By Mark Goldblatt on 3.10.05 @ 12:03AM
Pronounce, publish, and perish in the New York Times Book Review.
Certainty is sometimes a transient thing -- as three prominent
liberal commentators might have been reminded last Sunday, when the
New York Times Book Review published highlights of their
roundtable discussion on the future of liberalism in America. The
discussion, which featured Peter Beinart, editor of the New
Republic, Katrina vanden Heuvel, editor of the
Nation, and Michael Tomasky, executive editor of the
American Prospect, took place on January 21, a week before
the Iraqi elections, just as terrorists led by Abu Musab al-Zarqawi
were ratcheting up their homicidal mayhem. So when the topic of
Iraq came up, the roundtable participants had no qualms writing off
the entire invasion as an unmitigated disaster:
"There is no question that the war is going very, very badly,"
declared Beinart.
"In the context of the war on terror, Iraq was an act of
self-sabotage," declared vanden Heuvel.
"I think the war in Iraq was a catastrophic mistake," declared
Tomasky.
Six weeks later, the Islamic world is undergoing seismic changes
the likes of which have not been witnessed in more than half a
century: First came free and fair elections in Iraq -- with a
turnout, even in the face of deadly violence, of around 60 percent
of eligible voters. The Iraqi elections were followed, in rapid
succession, by the first tentative steps towards democratic reform
in Saudi Arabia and Egypt, the renewal of peace negotiations
between Israel and the Palestinians, and the promise to pull out of
Lebanon by Syria.
All of the above can be attributed, in whole or in part, to
George W. Bush's determination to end Saddam Hussein's maniacal
reign in Iraq.
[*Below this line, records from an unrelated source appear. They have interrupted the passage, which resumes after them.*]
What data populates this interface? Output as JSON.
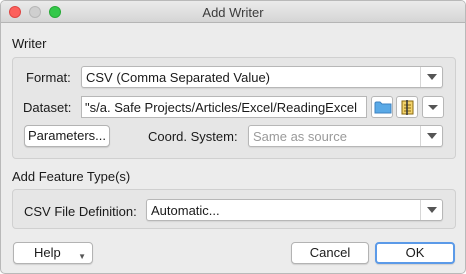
{
  "window": {
    "title": "Add Writer"
  },
  "writer": {
    "section_label": "Writer",
    "format_label": "Format:",
    "format_value": "CSV (Comma Separated Value)",
    "dataset_label": "Dataset:",
    "dataset_value": "s/a. Safe Projects/Articles/Excel/ReadingExcel\"",
    "parameters_button": "Parameters...",
    "coord_system_label": "Coord. System:",
    "coord_system_value": "Same as source"
  },
  "feature_type": {
    "section_label": "Add Feature Type(s)",
    "csv_def_label": "CSV File Definition:",
    "csv_def_value": "Automatic..."
  },
  "footer": {
    "help_button": "Help",
    "cancel_button": "Cancel",
    "ok_button": "OK"
  },
  "colors": {
    "close": "#fc605c",
    "minimize": "#cfcfcf",
    "maximize": "#34c84a",
    "primary_focus": "#5b9ae8"
  },
  "icons": [
    "folder-icon",
    "dataset-browse-icon",
    "chevron-down-icon"
  ]
}
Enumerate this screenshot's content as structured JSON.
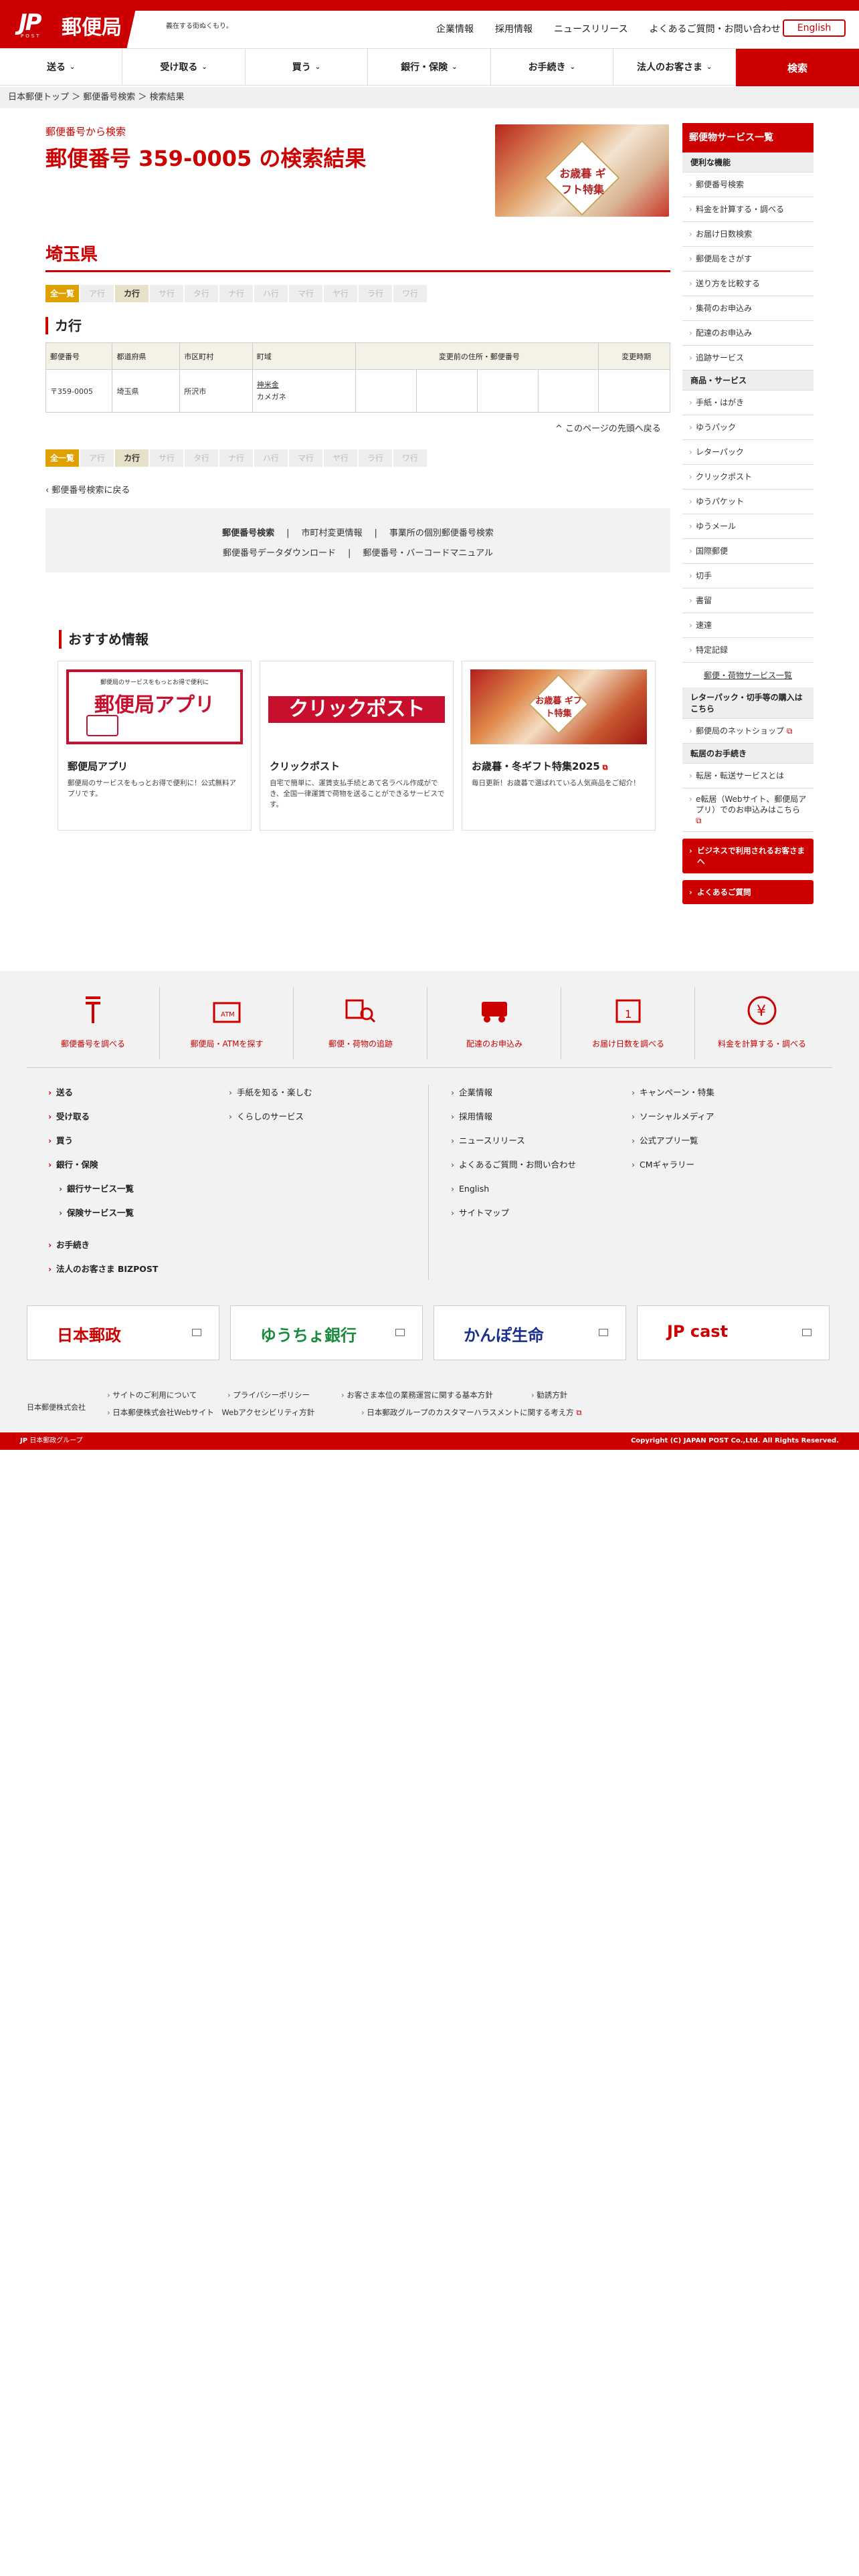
{
  "header": {
    "logo_text": "郵便局",
    "logo_post": "POST",
    "tagline": "義在する街ぬくもり。",
    "util_links": [
      "企業情報",
      "採用情報",
      "ニュースリリース",
      "よくあるご質問・お問い合わせ"
    ],
    "english": "English"
  },
  "nav": {
    "items": [
      "送る",
      "受け取る",
      "買う",
      "銀行・保険",
      "お手続き",
      "法人のお客さま"
    ],
    "search": "検索"
  },
  "breadcrumb": "日本郵便トップ ＞ 郵便番号検索 ＞ 検索結果",
  "main": {
    "subtitle": "郵便番号から検索",
    "title": "郵便番号 359-0005 の検索結果",
    "banner_text": "お歳暮 ギフト特集",
    "prefecture": "埼玉県",
    "kana_tabs": [
      "全一覧",
      "ア行",
      "カ行",
      "サ行",
      "タ行",
      "ナ行",
      "ハ行",
      "マ行",
      "ヤ行",
      "ラ行",
      "ワ行"
    ],
    "row_heading": "カ行",
    "table": {
      "headers": [
        "郵便番号",
        "都道府県",
        "市区町村",
        "町域",
        "変更前の住所・郵便番号",
        "変更時期"
      ],
      "row": {
        "zip": "〒359-0005",
        "pref": "埼玉県",
        "city": "所沢市",
        "town": "神米金",
        "town_kana": "カメガネ"
      }
    },
    "page_top": "このページの先頭へ戻る",
    "back": "郵便番号検索に戻る",
    "links_line1": [
      "郵便番号検索",
      "市町村変更情報",
      "事業所の個別郵便番号検索"
    ],
    "links_line2": [
      "郵便番号データダウンロード",
      "郵便番号・バーコードマニュアル"
    ]
  },
  "recommend": {
    "heading": "おすすめ情報",
    "cards": [
      {
        "title": "郵便局アプリ",
        "img_small": "郵便局のサービスをもっとお得で便利に",
        "img_big": "郵便局アプリ",
        "desc": "郵便局のサービスをもっとお得で便利に！公式無料アプリです。"
      },
      {
        "title": "クリックポスト",
        "img_big": "クリックポスト",
        "desc": "自宅で簡単に、運賃支払手続とあて名ラベル作成ができ、全国一律運賃で荷物を送ることができるサービスです。"
      },
      {
        "title": "お歳暮・冬ギフト特集2025",
        "img_big": "お歳暮 ギフト特集",
        "desc": "毎日更新！お歳暮で選ばれている人気商品をご紹介！"
      }
    ]
  },
  "sidebar": {
    "head": "郵便物サービス一覧",
    "cat1": "便利な機能",
    "items1": [
      "郵便番号検索",
      "料金を計算する・調べる",
      "お届け日数検索",
      "郵便局をさがす",
      "送り方を比較する",
      "集荷のお申込み",
      "配達のお申込み",
      "追跡サービス"
    ],
    "cat2": "商品・サービス",
    "items2": [
      "手紙・はがき",
      "ゆうパック",
      "レターパック",
      "クリックポスト",
      "ゆうパケット",
      "ゆうメール",
      "国際郵便",
      "切手",
      "書留",
      "速達",
      "特定記録"
    ],
    "all_link": "郵便・荷物サービス一覧",
    "cat3": "レターパック・切手等の購入はこちら",
    "items3": [
      "郵便局のネットショップ"
    ],
    "cat4": "転居のお手続き",
    "items4": [
      "転居・転送サービスとは",
      "e転居（Webサイト、郵便局アプリ）でのお申込みはこちら"
    ],
    "btn1": "ビジネスで利用されるお客さまへ",
    "btn2": "よくあるご質問"
  },
  "footer": {
    "quick": [
      "郵便番号を調べる",
      "郵便局・ATMを探す",
      "郵便・荷物の追跡",
      "配達のお申込み",
      "お届け日数を調べる",
      "料金を計算する・調べる"
    ],
    "col1": [
      "送る",
      "受け取る",
      "買う",
      "銀行・保険"
    ],
    "col1_sub": [
      "銀行サービス一覧",
      "保険サービス一覧"
    ],
    "col1_more": [
      "お手続き",
      "法人のお客さま BIZPOST"
    ],
    "col2": [
      "手紙を知る・楽しむ",
      "くらしのサービス"
    ],
    "col3": [
      "企業情報",
      "採用情報",
      "ニュースリリース",
      "よくあるご質問・お問い合わせ",
      "English",
      "サイトマップ"
    ],
    "col4": [
      "キャンペーン・特集",
      "ソーシャルメディア",
      "公式アプリ一覧",
      "CMギャラリー"
    ],
    "partners": [
      "日本郵政",
      "ゆうちょ銀行",
      "かんぽ生命",
      "JP cast"
    ],
    "corp": "日本郵便株式会社",
    "legal1": [
      "サイトのご利用について",
      "プライバシーポリシー",
      "お客さま本位の業務運営に関する基本方針",
      "勧誘方針"
    ],
    "legal2": [
      "日本郵便株式会社Webサイト　Webアクセシビリティ方針",
      "日本郵政グループのカスタマーハラスメントに関する考え方"
    ],
    "group": "日本郵政グループ",
    "copyright": "Copyright (C) JAPAN POST Co.,Ltd. All Rights Reserved."
  },
  "colors": {
    "brand_red": "#cc0000",
    "tab_all": "#e0a100"
  }
}
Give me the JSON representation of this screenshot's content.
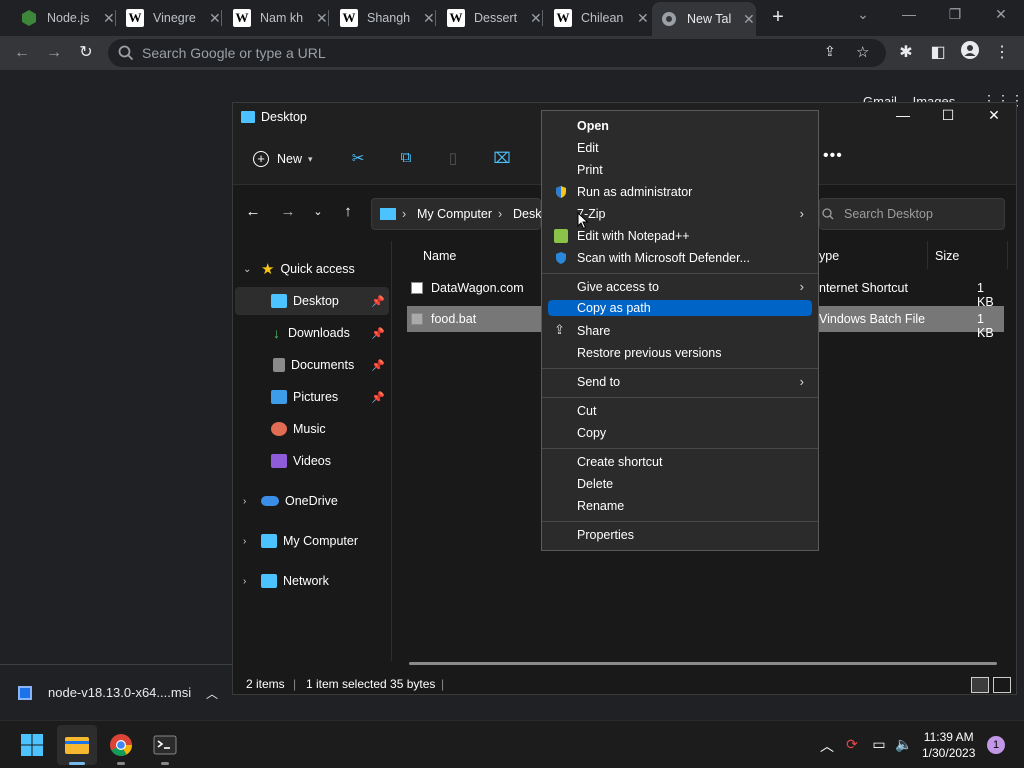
{
  "browser": {
    "tabs": [
      {
        "title": "Node.js",
        "icon": "nodejs-icon"
      },
      {
        "title": "Vinegre",
        "icon": "wikipedia-icon"
      },
      {
        "title": "Nam kh",
        "icon": "wikipedia-icon"
      },
      {
        "title": "Shangh",
        "icon": "wikipedia-icon"
      },
      {
        "title": "Dessert",
        "icon": "wikipedia-icon"
      },
      {
        "title": "Chilean",
        "icon": "wikipedia-icon"
      },
      {
        "title": "New Tal",
        "icon": "chrome-icon",
        "active": true
      }
    ],
    "omnibox_placeholder": "Search Google or type a URL",
    "google_links": [
      "Gmail",
      "Images"
    ]
  },
  "download": {
    "filename": "node-v18.13.0-x64....msi"
  },
  "explorer": {
    "title": "Desktop",
    "new_label": "New",
    "breadcrumb": [
      "My Computer",
      "Deskt"
    ],
    "search_placeholder": "Search Desktop",
    "sidebar": [
      {
        "label": "Quick access",
        "icon": "star-icon",
        "level": 0,
        "chevron": "down"
      },
      {
        "label": "Desktop",
        "icon": "desktop-icon",
        "level": 1,
        "pinned": true,
        "selected": true
      },
      {
        "label": "Downloads",
        "icon": "download-icon",
        "level": 1,
        "pinned": true
      },
      {
        "label": "Documents",
        "icon": "documents-icon",
        "level": 1,
        "pinned": true
      },
      {
        "label": "Pictures",
        "icon": "pictures-icon",
        "level": 1,
        "pinned": true
      },
      {
        "label": "Music",
        "icon": "music-icon",
        "level": 1
      },
      {
        "label": "Videos",
        "icon": "videos-icon",
        "level": 1
      },
      {
        "label": "OneDrive",
        "icon": "onedrive-icon",
        "level": 0,
        "chevron": "right"
      },
      {
        "label": "My Computer",
        "icon": "computer-icon",
        "level": 0,
        "chevron": "right"
      },
      {
        "label": "Network",
        "icon": "network-icon",
        "level": 0,
        "chevron": "right"
      }
    ],
    "columns": {
      "name": "Name",
      "type": "ype",
      "size": "Size"
    },
    "files": [
      {
        "name": "DataWagon.com",
        "type": "nternet Shortcut",
        "size": "1 KB",
        "selected": false
      },
      {
        "name": "food.bat",
        "type": "Vindows Batch File",
        "size": "1 KB",
        "selected": true
      }
    ],
    "status": {
      "items": "2 items",
      "selected": "1 item selected  35 bytes"
    }
  },
  "context_menu": {
    "items": [
      {
        "label": "Open",
        "bold": true
      },
      {
        "label": "Edit"
      },
      {
        "label": "Print"
      },
      {
        "label": "Run as administrator",
        "icon": "shield-icon"
      },
      {
        "label": "7-Zip",
        "submenu": true
      },
      {
        "label": "Edit with Notepad++",
        "icon": "notepadpp-icon"
      },
      {
        "label": "Scan with Microsoft Defender...",
        "icon": "defender-icon"
      },
      {
        "separator": true
      },
      {
        "label": "Give access to",
        "submenu": true
      },
      {
        "label": "Copy as path",
        "highlighted": true
      },
      {
        "label": "Share",
        "icon": "share-icon"
      },
      {
        "label": "Restore previous versions"
      },
      {
        "separator": true
      },
      {
        "label": "Send to",
        "submenu": true
      },
      {
        "separator": true
      },
      {
        "label": "Cut"
      },
      {
        "label": "Copy"
      },
      {
        "separator": true
      },
      {
        "label": "Create shortcut"
      },
      {
        "label": "Delete"
      },
      {
        "label": "Rename"
      },
      {
        "separator": true
      },
      {
        "label": "Properties"
      }
    ]
  },
  "taskbar": {
    "time": "11:39 AM",
    "date": "1/30/2023",
    "notifications": "1"
  },
  "colors": {
    "accent": "#0063c6",
    "explorer_bg": "#191919",
    "chrome_bg": "#202124"
  }
}
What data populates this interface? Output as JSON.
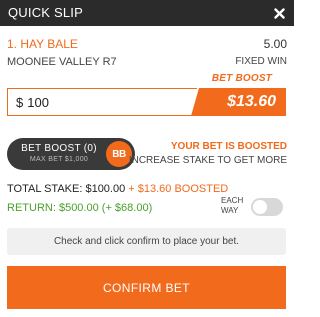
{
  "header": {
    "title": "QUICK SLIP",
    "close_icon": "close-icon"
  },
  "selection": {
    "name": "1. HAY BALE",
    "odds": "5.00",
    "race": "MOONEE VALLEY R7",
    "market": "FIXED WIN"
  },
  "stake": {
    "currency": "$",
    "value": "100",
    "boost_tag": "BET BOOST",
    "boost_amount": "$13.60"
  },
  "boost_toggle": {
    "label": "BET BOOST (0)",
    "max_bet": "MAX BET $1,000",
    "icon_text": "BB",
    "boosted_message": "YOUR BET IS BOOSTED",
    "increase_message": "INCREASE STAKE TO GET MORE"
  },
  "totals": {
    "stake_label": "TOTAL STAKE:",
    "stake_value": "$100.00",
    "stake_boost": "+ $13.60 BOOSTED",
    "return_label": "RETURN:",
    "return_value": "$500.00",
    "return_boost": "(+ $68.00)"
  },
  "each_way": {
    "line1": "EACH",
    "line2": "WAY",
    "enabled": false
  },
  "info": {
    "message": "Check and click confirm to place your bet."
  },
  "actions": {
    "confirm_label": "CONFIRM BET"
  },
  "colors": {
    "accent": "#f26a1b",
    "header_bg": "#2b2b2b",
    "return_green": "#4aa02c"
  }
}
Add to that list what was already known when the
liberal roundtable gathered: the December 2003 decision of Libya's
Muammar Qaddafi to abandon his pursuit of weapons of mass
destruction and submit to United Nations weapons inspections, and
January 10, 2005 election of Mahmoud Abbas, a popular moderate, as
president of the Palestinian Authority.
I wonder if Beinart, vanden Heuvel and Tomasky are quite as
certain today as they were six weeks ago.